As an alternative to CRISPR/Cas-mediated vector genome integration, Ye and colleagues used their SB MAJESTIC system to introduce HER2/neu-directed CARs into the NK-92 cell line. Stable expression of the HER2.CAR was reported with efficacies of ∼44% of CAR⁺ cells, which showed an enhanced HER2/neu target-specific killing activity compared with unmodified NK-92 cells. ⁹²

SUMMARY AND OUTLOOK

In vivo gene therapy is the main workspace of AAV vectors with a focus on tissues with nondividing or slowly dividing target cell types since long-term therapeutic transgene expression can only be conferred under these conditions. This restriction is based on the nonintegrative nature of AAV vectors, which lack—in contrast to gamma-retroviral and lentiviral vectors—an integrase and instead use vector genome episomes as a maintenance format. Success of this vector system is indicated by the so far eight AAV vector-based GTMPs that have received market approval and the impressive number of human clinical trials that employ AAV vectors as delivery tools. Some main challenges are—in addition to the here discussed immune responses directed against the vector or the transgene product—the general broad tropism of AAV vectors based on naturally-occurring serotypes and the high vector doses that are required for some of the applications and that pose the risk of severe side effects. As briefly mentioned, engineering of AAV capsids, as well as vector genomes, is explored as a response to these challenges with encouraging results and approaches to translate these next generation AAV vectors into the clinics.
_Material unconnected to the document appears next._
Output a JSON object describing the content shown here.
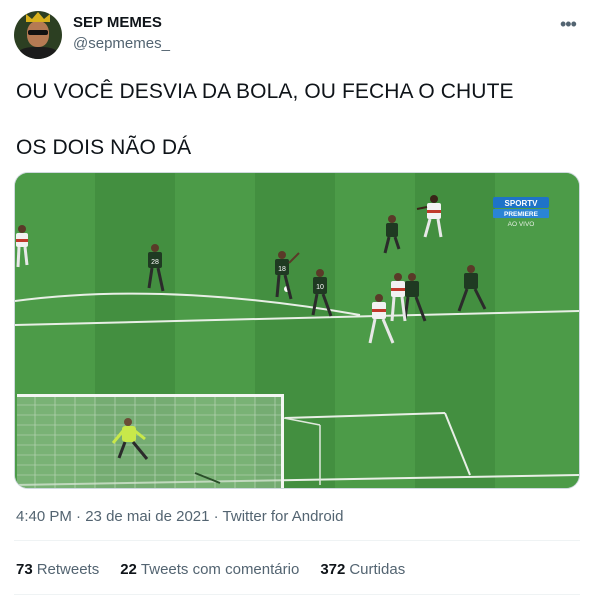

In the past, HSPCs, T cells, B cells, DC, or NK cells have not been considered as target cells for AAV vector-mediated transduction because of their proliferative nature and the low efficacy of transduction. Moreover, T and B cells, as well as DC and NK cells, are key components of the host immune response involved in “fighting” AAV vector-mediated transductions. With the advent of gene editing, these cell types have become target cells of the AAV vector system, enabling HDR-mediated genome modification with impressive efficiency. Interestingly, transduction efficiencies as measured by transgene expression products are higher following vector genome integration, which might be due to post-entry barriers toward this viral vector system. Furthermore, the intracellular sensing of AAV vectors might impact cell viability and engraftment. ⁶⁹ In addition, with regard to the use of AAV vectors in conjunction with DSB-introducing gene editing strategies, integration of vector genomes needs to be addressed. ^69,136 Nevertheless, tailoring AAV vectors by capsid and/or genome engineering is expected to improve the efficacy of transduction of these new target cells and, in combination with advanced gene editing strategies, sets the stage to translate current ex vivo approaches into in vivo applications.